There are also signs that the president's recent focus on the economy, which the White House says will be a central part of his State of the Union address next week, has paid dividends. The number of Americans who disapprove of his handling of the unemployment situation has dropped 7 percentage points since October, buoyed primarily by a surge of support among independents.
Still, a number of red flags persist for the White House. The president's approval rating remains underwater, with 45 percent approving and 53 percent saying the president is not handling his job well.
A plurality — 42 percent — describes the Obama presidency as below average or poor, while 31 percent say he's been outstanding or above average as president.
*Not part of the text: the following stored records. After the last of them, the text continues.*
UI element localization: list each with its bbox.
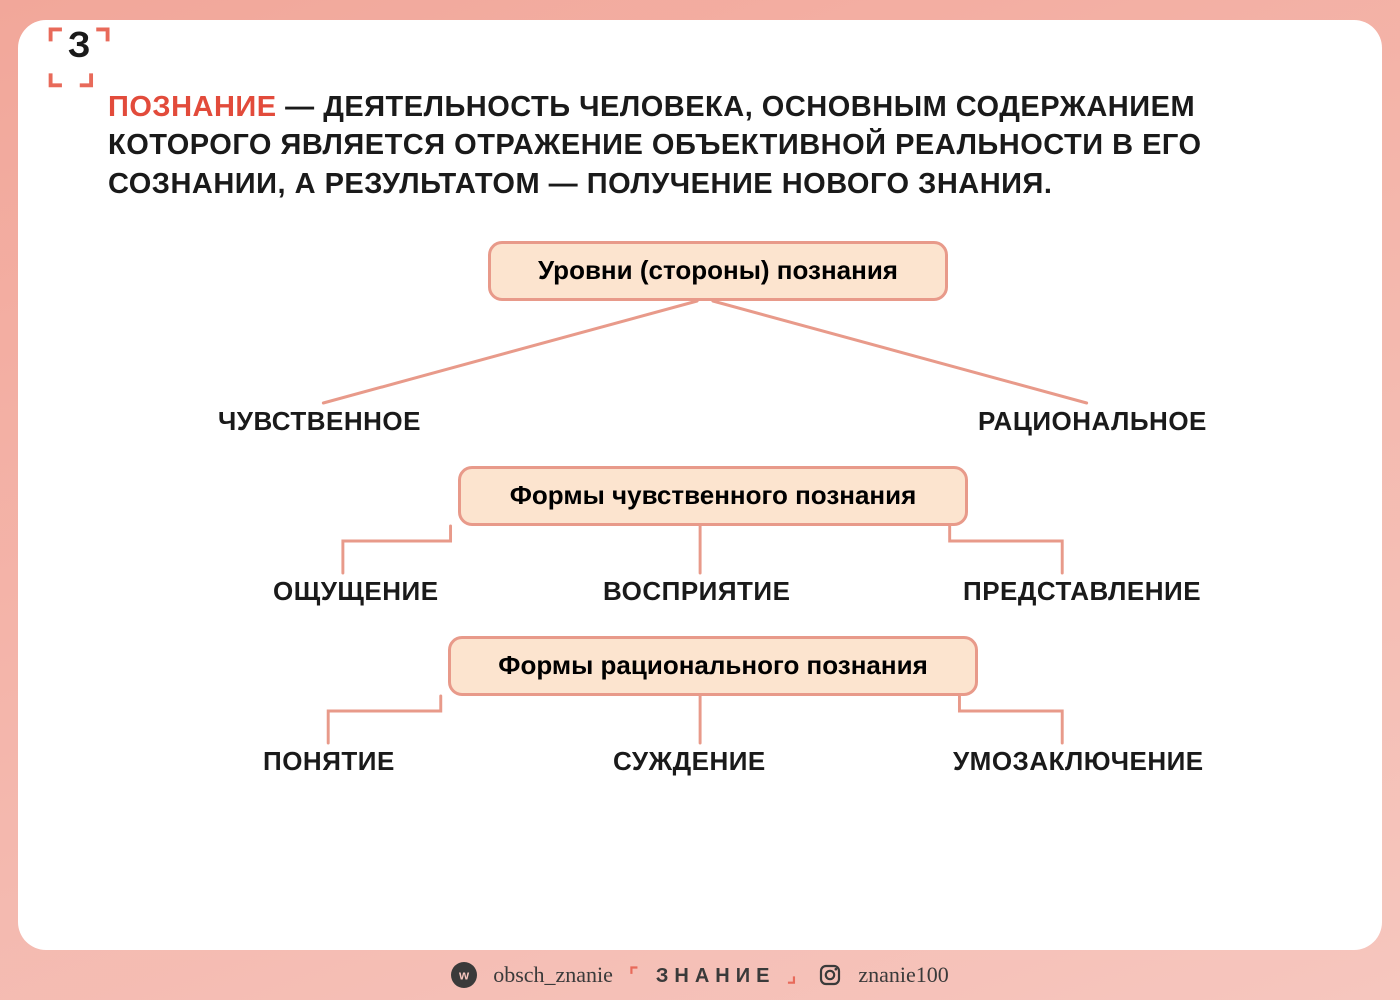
leaf-representation: ПРЕДСТАВЛЕНИЕ	[963, 576, 1201, 607]
forms-sensory-label: Формы чувственного познания	[510, 480, 917, 511]
bracket-icon: ⌟	[78, 51, 98, 93]
forms-rational-label: Формы рационального познания	[498, 650, 928, 681]
page-background: ⌜З⌝ ⌞З⌟ ПОЗНАНИЕ — ДЕЯТЕЛЬНОСТЬ ЧЕЛОВЕКА…	[0, 0, 1400, 1000]
leaf-rational: РАЦИОНАЛЬНОЕ	[978, 406, 1207, 437]
leaf-perception: ВОСПРИЯТИЕ	[603, 576, 790, 607]
svg-text:w: w	[458, 967, 470, 982]
vk-icon: w	[451, 962, 477, 988]
instagram-handle: znanie100	[858, 962, 948, 988]
footer-bar: w obsch_znanie ⌜ ЗНАНИЕ ⌟ znanie100	[0, 950, 1400, 1000]
instagram-icon	[818, 963, 842, 987]
leaf-sensation: ОЩУЩЕНИЕ	[273, 576, 439, 607]
root-box-label: Уровни (стороны) познания	[538, 255, 898, 286]
vk-handle: obsch_znanie	[493, 962, 613, 988]
root-box: Уровни (стороны) познания	[488, 241, 948, 301]
hierarchy-diagram: Уровни (стороны) познания Формы чувствен…	[108, 241, 1302, 881]
connector-lines	[108, 241, 1302, 881]
leaf-judgment: СУЖДЕНИЕ	[613, 746, 766, 777]
definition-text: ПОЗНАНИЕ — ДЕЯТЕЛЬНОСТЬ ЧЕЛОВЕКА, ОСНОВН…	[108, 88, 1302, 203]
content-card: ⌜З⌝ ⌞З⌟ ПОЗНАНИЕ — ДЕЯТЕЛЬНОСТЬ ЧЕЛОВЕКА…	[18, 20, 1382, 950]
bracket-icon: ⌞	[46, 51, 66, 93]
footer-brand: ⌜ ЗНАНИЕ ⌟	[629, 963, 802, 988]
leaf-inference: УМОЗАКЛЮЧЕНИЕ	[953, 746, 1204, 777]
definition-term: ПОЗНАНИЕ	[108, 91, 277, 123]
forms-rational-box: Формы рационального познания	[448, 636, 978, 696]
brand-logo: ⌜З⌝ ⌞З⌟	[46, 22, 114, 112]
footer-brand-text: ЗНАНИЕ	[656, 965, 776, 987]
forms-sensory-box: Формы чувственного познания	[458, 466, 968, 526]
leaf-sensory: ЧУВСТВЕННОЕ	[218, 406, 421, 437]
bracket-icon: ⌟	[787, 965, 802, 987]
bracket-icon: ⌜	[629, 965, 644, 987]
leaf-concept: ПОНЯТИЕ	[263, 746, 395, 777]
A quarter of respondents describe Obama as average.
More than half of Americans say they wouldn't describe the president as decisive or honest, and 52 percent say they don't find the president inspiring.
But other polls also released Thursday show there could be a rebound in the making for Obama.
A CBS survey found the gap in the president's approval rating to be much narrower, with 46 percent of respondents approving and 47 percent disapproving — a 4-point improvement from December, and a 9-point gain from his all-time low during November, when problems with the ObamaCare website were at their worst.
And surveys show Americans are souring on Congress, despite a bipartisan budget deal that passed last month.
A Fox News poll released Thursday found just 13 percent of respondents approved of Congress, down 3 points from December. And for the first time since the GOP retook the House, more than 9 in 10 Republicans say they disapprove of the way Congress is handling its job.